I'm a single black mother that is raising a wonderful lil boy!!!
I just wanted to post about my Uncle Jesse. He died 4 years ago today.
I was pregnant with my son when they diagnosed him with stomach cancer. Everyone thought that he caught it in time and that he would be ok. Well he had the surgery and things were going very well.
I remember this day like it was yesterday. I was at my desk at work and my mom called me hysterical!!! She told me that my Uncle Jesse took a turn for the worse and that he might not make it. So I'm at my desk crying and going crazy!!! MY UNCLE IS GONNA DIE!!! Well everyone had to calm me down cuz I had to drive to the hospital and they didn't want anything to be wrong with the baby. So I remember I held onto my girlfriend and she held me and told me to calm down. I calmed down and drove myself to the hospital where he was at. I get there and by this time, he's in so much pain that he was hysterical. He couldn't talk or anything. Everytime he tried to talk nothing would come out but moans and stuff. So I'm losing it cuz I was so excited for him to see my son born because he was supposed to be born on August 5th.

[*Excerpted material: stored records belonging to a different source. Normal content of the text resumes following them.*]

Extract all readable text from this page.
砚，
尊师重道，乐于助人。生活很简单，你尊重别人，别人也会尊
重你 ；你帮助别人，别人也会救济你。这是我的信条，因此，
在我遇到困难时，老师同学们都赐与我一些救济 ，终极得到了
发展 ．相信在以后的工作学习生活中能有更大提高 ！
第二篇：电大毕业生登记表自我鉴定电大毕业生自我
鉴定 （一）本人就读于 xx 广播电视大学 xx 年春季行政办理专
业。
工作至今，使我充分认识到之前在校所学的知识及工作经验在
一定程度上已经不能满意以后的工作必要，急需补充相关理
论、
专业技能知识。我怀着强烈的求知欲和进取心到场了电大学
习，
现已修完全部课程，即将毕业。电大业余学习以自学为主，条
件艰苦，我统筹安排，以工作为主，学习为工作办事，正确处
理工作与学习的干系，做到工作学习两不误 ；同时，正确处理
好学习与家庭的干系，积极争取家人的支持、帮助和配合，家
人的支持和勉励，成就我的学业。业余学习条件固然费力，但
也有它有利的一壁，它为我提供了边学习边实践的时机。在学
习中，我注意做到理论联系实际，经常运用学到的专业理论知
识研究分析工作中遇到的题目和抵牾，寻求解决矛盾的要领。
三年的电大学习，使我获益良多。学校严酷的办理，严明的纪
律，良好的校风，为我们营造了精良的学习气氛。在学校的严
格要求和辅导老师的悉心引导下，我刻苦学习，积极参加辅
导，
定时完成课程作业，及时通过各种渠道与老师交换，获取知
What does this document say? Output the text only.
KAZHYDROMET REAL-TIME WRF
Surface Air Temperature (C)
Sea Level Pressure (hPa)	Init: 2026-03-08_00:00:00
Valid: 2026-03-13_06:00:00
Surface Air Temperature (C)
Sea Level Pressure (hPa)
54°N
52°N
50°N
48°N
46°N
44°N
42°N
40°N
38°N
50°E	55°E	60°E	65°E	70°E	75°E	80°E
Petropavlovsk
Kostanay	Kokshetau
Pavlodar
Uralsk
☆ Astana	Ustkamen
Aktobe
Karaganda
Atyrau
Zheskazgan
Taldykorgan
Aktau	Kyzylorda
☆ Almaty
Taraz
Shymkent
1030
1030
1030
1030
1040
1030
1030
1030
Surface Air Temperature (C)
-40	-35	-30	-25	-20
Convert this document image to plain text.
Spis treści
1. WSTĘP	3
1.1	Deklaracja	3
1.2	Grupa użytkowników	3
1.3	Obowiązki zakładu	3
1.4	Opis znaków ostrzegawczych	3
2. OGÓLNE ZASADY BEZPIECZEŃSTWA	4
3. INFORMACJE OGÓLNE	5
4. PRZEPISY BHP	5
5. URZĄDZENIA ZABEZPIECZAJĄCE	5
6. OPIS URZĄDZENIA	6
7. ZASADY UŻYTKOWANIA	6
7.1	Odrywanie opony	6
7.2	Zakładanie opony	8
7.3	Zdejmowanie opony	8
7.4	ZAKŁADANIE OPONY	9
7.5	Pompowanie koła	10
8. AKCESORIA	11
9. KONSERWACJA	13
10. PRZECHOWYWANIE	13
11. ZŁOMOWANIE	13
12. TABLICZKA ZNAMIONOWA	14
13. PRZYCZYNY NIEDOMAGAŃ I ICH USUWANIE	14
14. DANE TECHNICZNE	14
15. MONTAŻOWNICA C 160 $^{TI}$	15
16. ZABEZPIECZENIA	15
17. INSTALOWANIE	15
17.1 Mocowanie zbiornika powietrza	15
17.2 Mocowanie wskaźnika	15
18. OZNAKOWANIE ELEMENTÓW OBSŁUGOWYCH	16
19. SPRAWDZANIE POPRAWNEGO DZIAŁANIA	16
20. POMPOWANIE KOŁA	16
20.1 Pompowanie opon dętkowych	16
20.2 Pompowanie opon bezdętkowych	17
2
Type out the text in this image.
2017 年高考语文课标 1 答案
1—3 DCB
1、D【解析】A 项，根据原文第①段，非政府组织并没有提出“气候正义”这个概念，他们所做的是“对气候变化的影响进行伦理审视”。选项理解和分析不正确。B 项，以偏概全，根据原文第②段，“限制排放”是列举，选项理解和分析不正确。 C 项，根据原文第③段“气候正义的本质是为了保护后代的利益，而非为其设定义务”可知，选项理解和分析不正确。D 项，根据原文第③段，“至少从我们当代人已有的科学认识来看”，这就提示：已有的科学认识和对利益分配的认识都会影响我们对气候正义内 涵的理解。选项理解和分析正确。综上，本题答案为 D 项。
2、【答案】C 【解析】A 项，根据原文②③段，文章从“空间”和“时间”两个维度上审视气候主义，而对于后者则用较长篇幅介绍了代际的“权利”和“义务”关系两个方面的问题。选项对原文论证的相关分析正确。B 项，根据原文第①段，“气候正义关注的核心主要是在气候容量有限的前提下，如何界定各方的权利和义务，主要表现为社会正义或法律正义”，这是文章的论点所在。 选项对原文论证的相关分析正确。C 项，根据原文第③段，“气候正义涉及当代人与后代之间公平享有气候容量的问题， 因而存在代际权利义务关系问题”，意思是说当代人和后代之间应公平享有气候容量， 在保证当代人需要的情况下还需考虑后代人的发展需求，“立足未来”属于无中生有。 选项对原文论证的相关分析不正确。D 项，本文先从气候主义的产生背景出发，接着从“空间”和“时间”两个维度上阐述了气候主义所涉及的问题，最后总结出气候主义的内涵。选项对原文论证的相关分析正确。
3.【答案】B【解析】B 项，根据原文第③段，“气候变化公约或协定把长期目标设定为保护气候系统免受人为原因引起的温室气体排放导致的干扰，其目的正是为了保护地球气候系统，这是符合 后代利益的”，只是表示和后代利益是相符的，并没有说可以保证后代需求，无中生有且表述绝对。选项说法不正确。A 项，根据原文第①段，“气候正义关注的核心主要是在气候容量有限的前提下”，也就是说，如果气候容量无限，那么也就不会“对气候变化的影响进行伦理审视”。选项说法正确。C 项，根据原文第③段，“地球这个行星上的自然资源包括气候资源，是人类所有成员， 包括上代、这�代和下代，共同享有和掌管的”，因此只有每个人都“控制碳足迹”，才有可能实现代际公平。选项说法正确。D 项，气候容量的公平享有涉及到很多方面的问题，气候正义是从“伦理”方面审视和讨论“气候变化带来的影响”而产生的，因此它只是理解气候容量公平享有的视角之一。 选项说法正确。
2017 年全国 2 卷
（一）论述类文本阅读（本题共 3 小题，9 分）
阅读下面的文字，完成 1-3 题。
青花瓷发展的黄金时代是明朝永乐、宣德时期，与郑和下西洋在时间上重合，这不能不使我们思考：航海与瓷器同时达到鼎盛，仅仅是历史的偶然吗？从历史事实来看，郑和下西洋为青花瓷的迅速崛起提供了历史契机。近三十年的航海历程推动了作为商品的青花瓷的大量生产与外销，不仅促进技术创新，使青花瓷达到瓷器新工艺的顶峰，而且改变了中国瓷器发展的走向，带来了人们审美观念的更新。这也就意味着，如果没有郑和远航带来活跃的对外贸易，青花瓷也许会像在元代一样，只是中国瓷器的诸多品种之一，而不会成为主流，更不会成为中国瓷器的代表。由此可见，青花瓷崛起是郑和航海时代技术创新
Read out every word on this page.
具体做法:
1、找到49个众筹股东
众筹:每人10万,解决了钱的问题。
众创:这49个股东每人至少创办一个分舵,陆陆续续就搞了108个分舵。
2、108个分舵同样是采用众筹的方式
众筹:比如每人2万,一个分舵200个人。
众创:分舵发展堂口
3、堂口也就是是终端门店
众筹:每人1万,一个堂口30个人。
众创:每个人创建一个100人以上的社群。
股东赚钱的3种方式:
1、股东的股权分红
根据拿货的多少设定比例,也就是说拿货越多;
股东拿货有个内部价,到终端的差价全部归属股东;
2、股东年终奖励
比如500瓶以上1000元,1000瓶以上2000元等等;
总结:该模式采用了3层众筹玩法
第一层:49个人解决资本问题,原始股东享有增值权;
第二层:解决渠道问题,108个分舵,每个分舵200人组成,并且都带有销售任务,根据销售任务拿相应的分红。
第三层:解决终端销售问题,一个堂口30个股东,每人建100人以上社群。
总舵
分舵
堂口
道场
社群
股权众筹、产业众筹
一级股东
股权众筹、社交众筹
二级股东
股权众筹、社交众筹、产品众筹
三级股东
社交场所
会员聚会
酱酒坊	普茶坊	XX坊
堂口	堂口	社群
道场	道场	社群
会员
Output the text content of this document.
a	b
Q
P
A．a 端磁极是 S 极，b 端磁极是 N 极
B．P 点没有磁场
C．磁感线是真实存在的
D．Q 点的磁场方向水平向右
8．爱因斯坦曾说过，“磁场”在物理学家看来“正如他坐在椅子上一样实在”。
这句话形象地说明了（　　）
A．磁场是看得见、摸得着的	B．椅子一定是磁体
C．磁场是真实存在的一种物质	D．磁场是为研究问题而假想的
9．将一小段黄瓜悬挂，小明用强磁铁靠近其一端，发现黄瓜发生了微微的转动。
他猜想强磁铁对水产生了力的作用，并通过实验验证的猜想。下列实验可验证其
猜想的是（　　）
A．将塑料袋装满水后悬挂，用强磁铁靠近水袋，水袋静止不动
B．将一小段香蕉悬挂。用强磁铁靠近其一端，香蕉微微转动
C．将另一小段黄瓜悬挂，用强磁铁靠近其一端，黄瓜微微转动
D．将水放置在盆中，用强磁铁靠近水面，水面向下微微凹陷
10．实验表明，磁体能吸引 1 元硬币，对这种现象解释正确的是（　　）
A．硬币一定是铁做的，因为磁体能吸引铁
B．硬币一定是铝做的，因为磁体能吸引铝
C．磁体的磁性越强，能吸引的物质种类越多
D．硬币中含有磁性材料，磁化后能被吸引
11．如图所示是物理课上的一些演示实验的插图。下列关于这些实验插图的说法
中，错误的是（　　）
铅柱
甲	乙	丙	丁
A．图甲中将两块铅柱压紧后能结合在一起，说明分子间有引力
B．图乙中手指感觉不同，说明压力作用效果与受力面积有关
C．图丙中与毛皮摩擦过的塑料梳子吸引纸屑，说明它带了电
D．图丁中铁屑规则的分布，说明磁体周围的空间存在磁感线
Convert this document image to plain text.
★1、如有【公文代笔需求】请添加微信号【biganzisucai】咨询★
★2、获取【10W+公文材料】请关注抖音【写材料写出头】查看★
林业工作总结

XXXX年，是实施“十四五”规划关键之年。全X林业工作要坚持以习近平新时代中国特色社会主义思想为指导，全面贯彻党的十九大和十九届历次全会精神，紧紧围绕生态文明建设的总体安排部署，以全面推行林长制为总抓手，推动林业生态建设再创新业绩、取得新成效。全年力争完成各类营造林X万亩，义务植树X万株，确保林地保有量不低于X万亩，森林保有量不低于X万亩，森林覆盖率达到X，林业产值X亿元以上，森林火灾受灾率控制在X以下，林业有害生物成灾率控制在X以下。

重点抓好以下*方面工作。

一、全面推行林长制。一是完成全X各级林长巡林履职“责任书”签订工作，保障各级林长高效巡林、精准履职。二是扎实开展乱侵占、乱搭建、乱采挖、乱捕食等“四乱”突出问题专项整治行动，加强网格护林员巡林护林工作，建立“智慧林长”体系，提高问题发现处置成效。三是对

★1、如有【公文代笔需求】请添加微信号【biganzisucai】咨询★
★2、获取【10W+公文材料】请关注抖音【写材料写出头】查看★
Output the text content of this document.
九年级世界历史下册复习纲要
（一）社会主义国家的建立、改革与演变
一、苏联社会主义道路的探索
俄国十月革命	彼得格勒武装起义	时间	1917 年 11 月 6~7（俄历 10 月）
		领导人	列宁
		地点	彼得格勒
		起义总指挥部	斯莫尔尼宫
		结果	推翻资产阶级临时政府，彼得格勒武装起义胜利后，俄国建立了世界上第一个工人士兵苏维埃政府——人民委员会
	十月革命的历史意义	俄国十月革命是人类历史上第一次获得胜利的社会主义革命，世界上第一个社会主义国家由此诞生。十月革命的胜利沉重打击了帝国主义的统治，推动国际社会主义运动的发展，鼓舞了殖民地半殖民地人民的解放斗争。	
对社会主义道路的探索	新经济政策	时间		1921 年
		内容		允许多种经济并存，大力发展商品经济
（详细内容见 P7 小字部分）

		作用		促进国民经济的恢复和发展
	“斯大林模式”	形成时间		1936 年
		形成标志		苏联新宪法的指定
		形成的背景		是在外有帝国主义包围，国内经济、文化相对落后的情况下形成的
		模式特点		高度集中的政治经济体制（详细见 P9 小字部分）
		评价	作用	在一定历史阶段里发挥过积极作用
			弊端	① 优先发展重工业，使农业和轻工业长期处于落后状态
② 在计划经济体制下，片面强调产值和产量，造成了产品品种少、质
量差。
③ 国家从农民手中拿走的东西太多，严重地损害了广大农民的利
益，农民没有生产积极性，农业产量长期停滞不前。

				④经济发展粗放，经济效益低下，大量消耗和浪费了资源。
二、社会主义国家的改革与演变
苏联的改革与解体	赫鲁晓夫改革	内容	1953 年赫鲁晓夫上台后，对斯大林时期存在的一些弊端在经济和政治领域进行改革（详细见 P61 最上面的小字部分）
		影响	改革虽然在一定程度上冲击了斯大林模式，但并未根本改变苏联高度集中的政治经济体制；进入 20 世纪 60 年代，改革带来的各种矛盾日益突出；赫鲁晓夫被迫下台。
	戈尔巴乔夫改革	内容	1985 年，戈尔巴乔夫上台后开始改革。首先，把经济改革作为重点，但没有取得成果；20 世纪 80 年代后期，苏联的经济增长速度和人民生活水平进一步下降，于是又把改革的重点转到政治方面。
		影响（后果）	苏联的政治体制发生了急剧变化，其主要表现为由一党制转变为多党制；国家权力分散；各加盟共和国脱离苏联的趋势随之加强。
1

The family goes into the waiting room where the Dr. arrives and tells us that he gonna die. They wanted our permission to give him medication to take away the pain, but they warned that soon after they give him this, it would be pretty much over. So the family is in the waiting room and everyone kept telling me to sit down and rest. Well I wouldn't listen. The walk from the waiting room to ICU was like a good couple of blocks and I was walking back and forth like 5 or 6 times. I was told to rest but when my mom screamed that he was gonna die, I ran to ICU. I sobbed so much. He was like a father to me. He was supposed to be the man that would give me away when I got married, and now my 2nd father is about to die!!!
So the family is gathered around his bed saying prayers and crying. We stood there and watched my Uncle take his last breaths.
Well they pronounced him dead at like 8 pm that nite. The family is getting ready to go home. My son's father take my car and goes home. My mom is with me and I told her I had to pee. So I go to the bathroom and I tell her that I didn't feel right. She's like, what's wrong. I'm like mom, I just peed but I feel like I just peed all over myself. So she's like since we are at the hospital that your supposed to give birth at, let go and get checked.
Ok so we get to the prenatal unit and they take me in a room. The nurse tells me to put on a gown and to give her my underwear. She explained that she was gonna put a strip to my panties to tell if my water broke. If my water broke, then the strip would turn blue. Well she put the strip to my panties and sure as fuck, the strip turns blue!!! WOW!!! I gonna be giving birth pretty soon!!!
Well that whole experience was just wierd. But I truly believe in the saying that in order for someone to be born, someone has to die.
Today my uncle would of been 64 if he was still alive. I miss him alot. He was a "GOOD" man. Him and my mom were tight and it broke her heart that she had to help bury her best friend.
And when my son was born, I named my son after him. My son's middle name is Jesse and I will always remember and love my UNCLE JESSE!!!